XML 27 R14.htm IDEA: XBRL DOCUMENT v3.10.0.1
Long-Term Debt
6 Months Ended
Jun. 30, 2018
Long-Term Debt.  
Long-Term Debt

7.  Long-Term Debt

 

On December 23, 2016, the Company, and its subsidiaries Emerging Power Inc. and Emergent Power Inc. entered into a loan and security agreement with NY Green Bank, a Division of the New York State Energy Research & Development Authority (NY Green Bank), pursuant to which NY Green Bank made available to the Company a secured term loan facility in the amount of $25.0 million (Term Loan Facility), subject to certain terms and conditions.  The Company borrowed $25.0 million upon closing and incurred costs of $1.2 million.  On July 21, 2017, the Company and NY Green Bank entered into an amendment to the Term Loan Facility, which among other things, provided for an additional $20.0 million term loan, increasing the size of the total commitment to $45.0 million, amended the interest rate, prepayment penalty (for any prepayment in the calendar year 2017 or 2018, a prepayment charge equal to 7.5% of the advance amount being prepaid will apply) and product deployment and employment targets.  As with the existing facility, the up-sized facility will be repaid primarily as the Company’s various restricted cash balances are released over the term of the facility.
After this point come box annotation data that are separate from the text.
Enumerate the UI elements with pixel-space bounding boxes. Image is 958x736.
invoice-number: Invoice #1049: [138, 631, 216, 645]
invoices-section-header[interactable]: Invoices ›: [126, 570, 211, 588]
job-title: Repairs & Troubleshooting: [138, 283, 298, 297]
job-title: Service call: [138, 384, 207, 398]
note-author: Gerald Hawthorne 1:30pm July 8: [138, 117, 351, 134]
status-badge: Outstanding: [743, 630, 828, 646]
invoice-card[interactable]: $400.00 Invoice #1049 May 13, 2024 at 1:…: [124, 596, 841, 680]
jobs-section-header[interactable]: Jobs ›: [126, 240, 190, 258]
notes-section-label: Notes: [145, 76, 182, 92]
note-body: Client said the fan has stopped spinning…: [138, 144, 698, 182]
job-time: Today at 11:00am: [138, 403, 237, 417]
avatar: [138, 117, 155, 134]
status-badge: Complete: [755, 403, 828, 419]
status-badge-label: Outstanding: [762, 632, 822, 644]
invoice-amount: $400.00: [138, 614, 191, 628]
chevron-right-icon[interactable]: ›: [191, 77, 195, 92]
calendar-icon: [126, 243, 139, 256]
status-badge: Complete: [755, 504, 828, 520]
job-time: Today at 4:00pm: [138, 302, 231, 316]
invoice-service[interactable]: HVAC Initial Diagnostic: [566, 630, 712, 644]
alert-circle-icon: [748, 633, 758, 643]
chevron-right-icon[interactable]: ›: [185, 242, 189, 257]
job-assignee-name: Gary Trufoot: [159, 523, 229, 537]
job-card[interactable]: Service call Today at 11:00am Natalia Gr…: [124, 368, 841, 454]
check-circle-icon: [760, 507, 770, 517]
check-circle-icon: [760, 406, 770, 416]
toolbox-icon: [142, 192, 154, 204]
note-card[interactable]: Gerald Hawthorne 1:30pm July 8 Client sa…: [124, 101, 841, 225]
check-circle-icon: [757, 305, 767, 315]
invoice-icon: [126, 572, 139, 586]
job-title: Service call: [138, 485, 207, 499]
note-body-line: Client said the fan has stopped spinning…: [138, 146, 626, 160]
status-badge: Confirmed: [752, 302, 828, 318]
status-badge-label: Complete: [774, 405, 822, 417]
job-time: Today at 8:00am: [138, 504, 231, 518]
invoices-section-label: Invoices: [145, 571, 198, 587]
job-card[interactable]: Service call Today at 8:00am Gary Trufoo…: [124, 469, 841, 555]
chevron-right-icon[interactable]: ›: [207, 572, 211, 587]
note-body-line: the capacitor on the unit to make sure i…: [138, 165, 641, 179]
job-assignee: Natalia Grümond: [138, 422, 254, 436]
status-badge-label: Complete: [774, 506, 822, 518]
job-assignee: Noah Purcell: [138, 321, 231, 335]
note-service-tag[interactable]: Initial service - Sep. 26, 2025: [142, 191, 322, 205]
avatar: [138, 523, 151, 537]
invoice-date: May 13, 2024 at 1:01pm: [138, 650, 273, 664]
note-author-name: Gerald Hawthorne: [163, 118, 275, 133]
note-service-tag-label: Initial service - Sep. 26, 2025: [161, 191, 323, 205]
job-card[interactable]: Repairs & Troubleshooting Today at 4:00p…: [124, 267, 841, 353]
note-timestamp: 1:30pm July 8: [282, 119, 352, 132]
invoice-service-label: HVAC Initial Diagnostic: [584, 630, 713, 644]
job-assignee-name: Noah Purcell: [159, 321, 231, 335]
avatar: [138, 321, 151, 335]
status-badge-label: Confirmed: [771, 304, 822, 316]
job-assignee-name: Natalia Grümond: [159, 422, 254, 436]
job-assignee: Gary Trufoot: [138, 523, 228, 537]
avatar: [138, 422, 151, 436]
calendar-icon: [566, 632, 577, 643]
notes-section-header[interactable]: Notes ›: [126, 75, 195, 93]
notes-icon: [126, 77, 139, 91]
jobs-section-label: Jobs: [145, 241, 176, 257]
During the year ended December 31, 2017, the Company borrowed the additional $20.0 million of working capital financing and incurred closing costs of $0.5 million. In June 2018, the timing and amount of the remaining principal payments were modified. At June 30, 2018 and December 31, 2017, the outstanding principal balance under the Term Loan Facility was $27.3 million and $32.8 million, respectively.  The fair value of the Term Loan Facility approximates the carrying value as of June 30, 2018 and December 31, 2017, due to the variable interest rate of the Term Loan Facility. 

 

Advances under the Term Loan Facility bear interest at a rate equal to the sum of the LIBOR rate for the applicable interest period, plus applicable margin of 9.5%. The interest rate at June 30, 2018 and 2017 was approximately 11.8% and 11.2%, respectively.  The term of the loan is three years, with a maturity date of December 23, 2019.  As of June 30, 2018, estimated remaining principal payments will be approximately $10.2 million and $17.1 million during the years ending December 31, 2018, and 2019, respectively.  These payments will be funded in part by restricted cash released, as described in Note 15, Commitments and Contingencies.

 

Interest and a varying portion of the principal amount is payable on a quarterly basis and the entire then outstanding principal balance of the Term Loan Facility, together with all accrued and unpaid interest, is due and payable on the maturity date.  On the maturity date, the Company may also be required to pay additional fees of up to $1.8 million if the Company is unable to meet certain goals related to the deployment of fuel cell systems in the State of New York and increasing the Company’s number of full-time employees in the State of New York.  The Company currently believes that it will meet those goals.

 

The Term Loan Facility is secured by substantially all of the Company’s and the guarantor subsidiaries’ assets, including, among other assets, all intellectual property, all securities in domestic subsidiaries and 65% of the securities in foreign subsidiaries, subject to certain exceptions and exclusions.

 

The Term Loan Facility contains covenants, including, among others, (i) the provision of annual and quarterly financial statements, management rights and insurance policies and (ii) restrictions on incurring debt, granting liens, making acquisitions, making loans, paying dividends, dissolving, and entering into leases and asset sales.  The Term Loan Facility also provides for events of default, including, among others, payment, bankruptcy, covenant, representation and warranty, change of control, judgment and material adverse effect defaults at the discretion of the lender.

 

The Term Loan Facility provides that if there is an event of default due to the Company’s insolvency or if the Company fails to perform, in any material respect, the servicing requirements for fuel cell systems under certain customer agreements, which failure would entitle the customer to terminate such customer agreement, replace the Company or withhold the payment of any material amount to the Company under such customer agreement, then the NY Green Bank has the right to cause a wholly owned subsidiary of the Company to replace the Company in performing the maintenance services under such customer agreement.